A few months back, I was given the privilege of writing the forward to the 40th Anniversary Edition of The Peter Principle: Why Things Always Go Wrong, written by Dr. Laurence J. Peter & Raymond Hull (both deceased). It remains a masterpiece. Very much like Up the Organization, it somehow manages to be both a kind of charming historical piece and completely relevant to the times. And I think it remains the funniest useful management book ever written. I will be writing more about it now and then, as it is coming-out in April.
I was reading through it again this morning, and even though it is has been just a couple months, it seems even more relevant now, especially the main thesis the hierarchies tend to naturally and powerfully propel people up the ladder until they achieve "final placement" at their level of incompetence. The book is especially masterful at revealing all the tricks that incompetent people to avoid revealing their incompetence; this morning, I realized that Peter and Hull had beat us to the punch by 30 years in identifying what we called "the smart talk trap" in The Knowing-Doing Gap, the notion that managers often use talk, planning, endless study, and so on as a substitute for taking action. They provide a list of Substitution techniques; they define substitution as "Instead of carrying out the proper duties of his position he substitutes for them some other duties, which he carries out to perfection."

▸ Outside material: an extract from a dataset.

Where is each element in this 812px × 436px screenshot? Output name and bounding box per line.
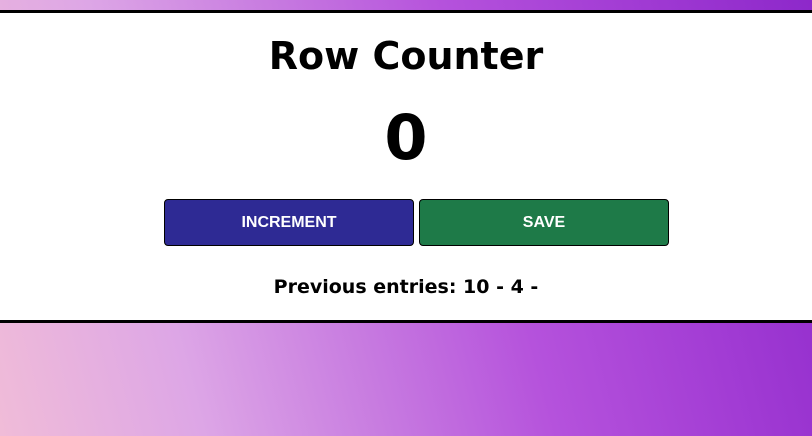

My favorite technique is what they call "Peter's Prognosis," which happens because the "The True Substituter can never get enough to evidence" to act." They explain the logic behind this technique is it "Spend sufficient time in confirming the need, and the need will disappear." They point out, for example, that if a famine relief study goes on long enough, the need for the relief will eventually disappear!"
Alas, it is true that too many organizations reward such behavior rather than taking action. As I have written here before, the best bosses and organization strike the right balance with the attitude of wisdom, acting on the best knowledge they have right now, doubting what they know, and updating their beliefs and actions as better information comes along.
P.S. I would also point out that Peter's Prognosis is especially pertinent to these tough times as so many organizations are afraid to act, so they keep studying and studying what to do, and since they always need more information and never come up with the perfect answer, they do take no action, and their products are never completed or sold. So rather than ever actually putting the product out there, they act like Homer in this cartoon, who says "Trying is the first step toward failing." This might be called Peter's Paralysis.